The PPU is optimized for left-to-right or top-to-bottom writing (auto-increment address by 1 or $20 after each write).
So unfortunately, writing in the reverse direction would make for a slower to execute routine that may or may not work within the VRAM access time limit (during VBlank).
(though I guess I'm not sure exactly how critical timing on the NES usually is. I just have bad memories of Dragon Scroll (had to replace the VRAM buffer routines just to write four freakin' bytes extra (widen the window 2 tiles) to VRAM without causing flicker)
I don't think this would make a big difference. If the text is being printed letter by letter, the routine probably idles for a few frames anyway. Maybe I'm underestimating it, though, I've only coded stuff like this from scratch, rather than trying to work it into existing code.
I really didn't get it. Can you explain more?
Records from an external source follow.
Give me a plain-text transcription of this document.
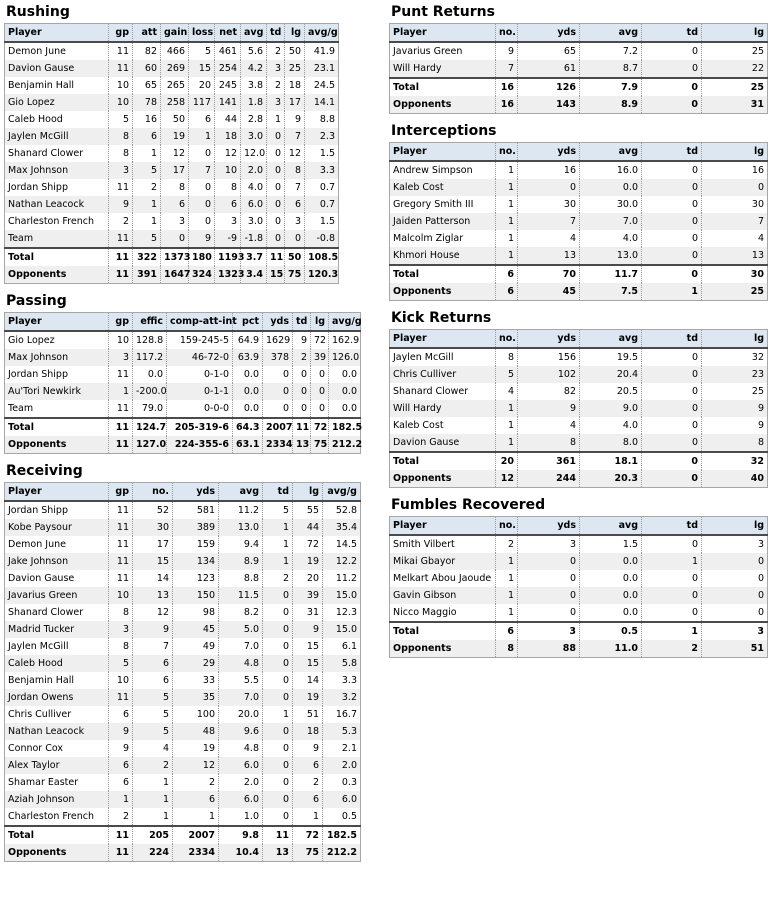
Rushing
Player	gp	att	gain	loss	net	avg	td	lg	avg/g
Demon June	11	82	466	5	461	5.6	2	50	41.9
Davion Gause	11	60	269	15	254	4.2	3	25	23.1
Benjamin Hall	10	65	265	20	245	3.8	2	18	24.5
Gio Lopez	10	78	258	117	141	1.8	3	17	14.1
Caleb Hood	5	16	50	6	44	2.8	1	9	8.8
Jaylen McGill	8	6	19	1	18	3.0	0	7	2.3
Shanard Clower	8	1	12	0	12	12.0	0	12	1.5
Max Johnson	3	5	17	7	10	2.0	0	8	3.3
Jordan Shipp	11	2	8	0	8	4.0	0	7	0.7
Nathan Leacock	9	1	6	0	6	6.0	0	6	0.7
Charleston French	2	1	3	0	3	3.0	0	3	1.5
Team	11	5	0	9	-9	-1.8	0	0	-0.8
Total	11	322	1373	180	1193	3.7	11	50	108.5
Opponents	11	391	1647	324	1323	3.4	15	75	120.3
Passing
Player	gp	effic	comp-att-int	pct	yds	td	lg	avg/g
Gio Lopez	10	128.8	159-245-5	64.9	1629	9	72	162.9
Max Johnson	3	117.2	46-72-0	63.9	378	2	39	126.0
Jordan Shipp	11	0.0	0-1-0	0.0	0	0	0	0.0
Au'Tori Newkirk	1	-200.0	0-1-1	0.0	0	0	0	0.0
Team	11	79.0	0-0-0	0.0	0	0	0	0.0
Total	11	124.7	205-319-6	64.3	2007	11	72	182.5
Opponents	11	127.0	224-355-6	63.1	2334	13	75	212.2
Receiving
Player	gp	no.	yds	avg	td	lg	avg/g
Jordan Shipp	11	52	581	11.2	5	55	52.8
Kobe Paysour	11	30	389	13.0	1	44	35.4
Demon June	11	17	159	9.4	1	72	14.5
Jake Johnson	11	15	134	8.9	1	19	12.2
Davion Gause	11	14	123	8.8	2	20	11.2
Javarius Green	10	13	150	11.5	0	39	15.0
Shanard Clower	8	12	98	8.2	0	31	12.3
Madrid Tucker	3	9	45	5.0	0	9	15.0
Jaylen McGill	8	7	49	7.0	0	15	6.1
Caleb Hood	5	6	29	4.8	0	15	5.8
Benjamin Hall	10	6	33	5.5	0	14	3.3
Jordan Owens	11	5	35	7.0	0	19	3.2
Chris Culliver	6	5	100	20.0	1	51	16.7
Nathan Leacock	9	5	48	9.6	0	18	5.3
Connor Cox	9	4	19	4.8	0	9	2.1
Alex Taylor	6	2	12	6.0	0	6	2.0
Shamar Easter	6	1	2	2.0	0	2	0.3
Aziah Johnson	1	1	6	6.0	0	6	6.0
Charleston French	2	1	1	1.0	0	1	0.5
Total	11	205	2007	9.8	11	72	182.5
Opponents	11	224	2334	10.4	13	75	212.2
Punt Returns
Player	no.	yds	avg	td	lg
Javarius Green	9	65	7.2	0	25
Will Hardy	7	61	8.7	0	22
Total	16	126	7.9	0	25
Opponents	16	143	8.9	0	31
Interceptions
Player	no.	yds	avg	td	lg
Andrew Simpson	1	16	16.0	0	16
Kaleb Cost	1	0	0.0	0	0
Gregory Smith III	1	30	30.0	0	30
Jaiden Patterson	1	7	7.0	0	7
Malcolm Ziglar	1	4	4.0	0	4
Khmori House	1	13	13.0	0	13
Total	6	70	11.7	0	30
Opponents	6	45	7.5	1	25
Kick Returns
Player	no.	yds	avg	td	lg
Jaylen McGill	8	156	19.5	0	32
Chris Culliver	5	102	20.4	0	23
Shanard Clower	4	82	20.5	0	25
Will Hardy	1	9	9.0	0	9
Kaleb Cost	1	4	4.0	0	9
Davion Gause	1	8	8.0	0	8
Total	20	361	18.1	0	32
Opponents	12	244	20.3	0	40
Fumbles Recovered
Player	no.	yds	avg	td	lg
Smith Vilbert	2	3	1.5	0	3
Mikai Gbayor	1	0	0.0	1	0
Melkart Abou Jaoude	1	0	0.0	0	0
Gavin Gibson	1	0	0.0	0	0
Nicco Maggio	1	0	0.0	0	0
Total	6	3	0.5	1	3
Opponents	8	88	11.0	2	51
Try following these tutorials:
http://www.nintendoage.com/forum/messageview.cfm?catid=22&threadid=7155They're written for developing your own game, but the skills they teach can be applied to ROM hacking. Basicallly, if you look at the background2 tutorial's example loop:
LoadBackground:
LDA $2002 ; read PPU status to reset the high/low latch
LDA #$20
STA $2006 ; write the high byte of $2000 address
LDA #$00
STA $2006 ; write the low byte of $2000 address
LDX #$00 ; start out at 0
LoadBackgroundLoop:
LDA background, x ; load data from address (background + the value in x)
STA $2007 ; write to PPU
INX ; X = X + 1
CPX #$80 ; Compare X to hex $80, decimal 128 - copying 128 bytes
BNE LoadBackgroundLoop ; Branch to LoadBackgroundLoop if compare was Not Equal to zero
; if compare was equal to 128, keep going down
You'll want to change it to something like:
LoadBackground:
LDX #$00 ; start out at 0
LDY #$80 ; example starting low byte of PPU address
LoadBackgroundLoop:
LDA $2002 ; read PPU status to reset the high/low latch
LDA #$20
STA $2006 ; write the high byte of $2080 address
STY $2006 ; write the low byte of $2080 address (loaded in Y)
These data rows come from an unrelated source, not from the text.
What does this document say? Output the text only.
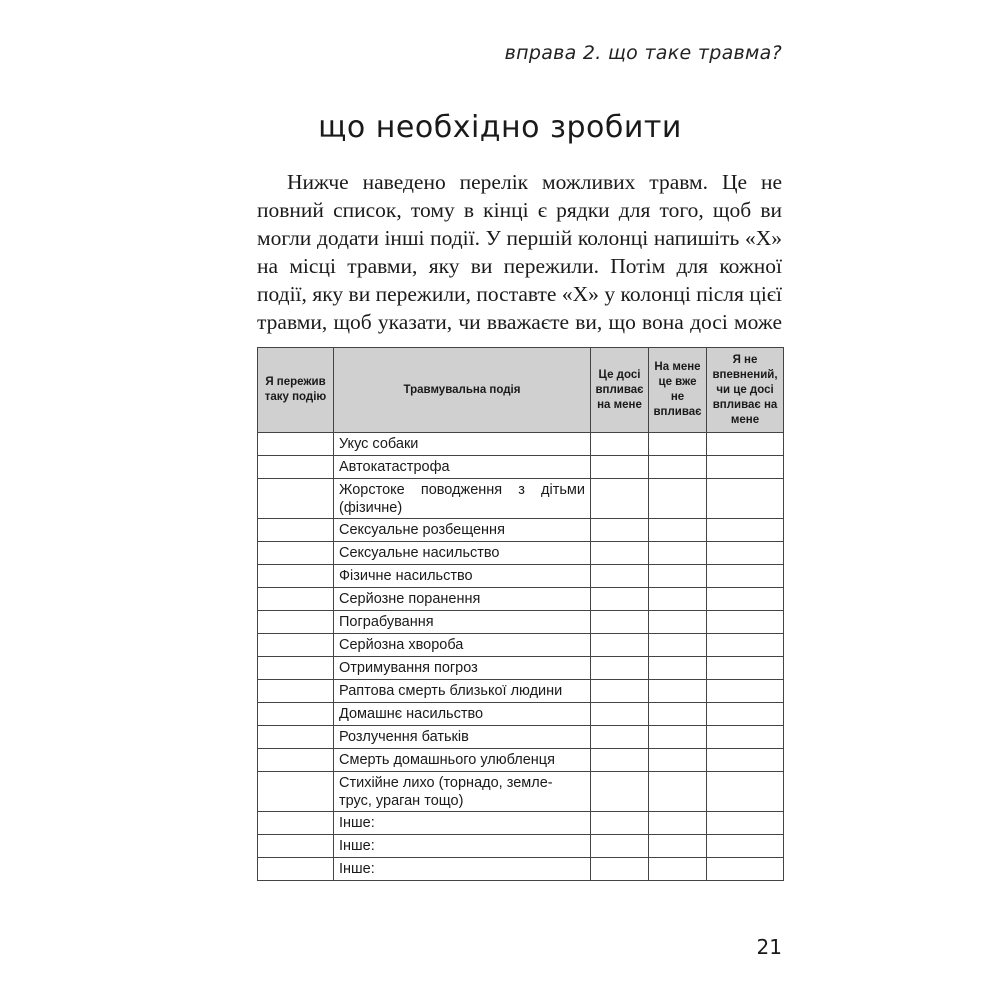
вправа 2. що таке травма?
що необхідно зробити

Нижче наведено перелік можливих травм. Це не повний список, тому в кінці є рядки для того, щоб ви могли додати інші події. У першій колонці напишіть «Х» на місці травми, яку ви пережили. Потім для кожної події, яку ви пережили, поставте «Х» у колонці після цієї травми, щоб указати, чи вважаєте ви, що вона досі може

Я пережив таку подію	Травмувальна подія	Це досі впливає на мене	На мене це вже не впливає	Я не впевнений, чи це досі впливає на мене
	Укус собаки			
	Автокатастрофа			
	Жорстоке поводження з дітьми (фізичне)			
	Сексуальне розбещення			
	Сексуальне насильство			
	Фізичне насильство			
	Серйозне поранення			
	Пограбування			
	Серйозна хвороба			
	Отримування погроз			
	Раптова смерть близької людини			
	Домашнє насильство			
	Розлучення батьків			
	Смерть домашнього улюбленця			
	Стихійне лихо (торнадо, земле-трус, ураган тощо)			
	Інше:			
	Інше:			
	Інше:			
21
LDA background, x ; load data from address (background + the value in x)
STA $2007 ; write to PPU
DEY ; Decrease Y, next tile will be written to the left of previous
INX ; X = X + 1
CPX #$80 ; Compare X to hex $80, decimal 128 - copying 128 bytes
BNE LoadBackgroundLoop ; Branch to LoadBackgroundLoop if compare was Not Equal to zero
; if compare was equal to 128, keep going down
Now, this code is probably nothing like the code you'll be working with in the game, but it gives you an idea of what you need to do. You need to write the new PPU address every time you read a character, rather than at the start of a string of characters.
I'm no expert, so there might be a better way of doing this.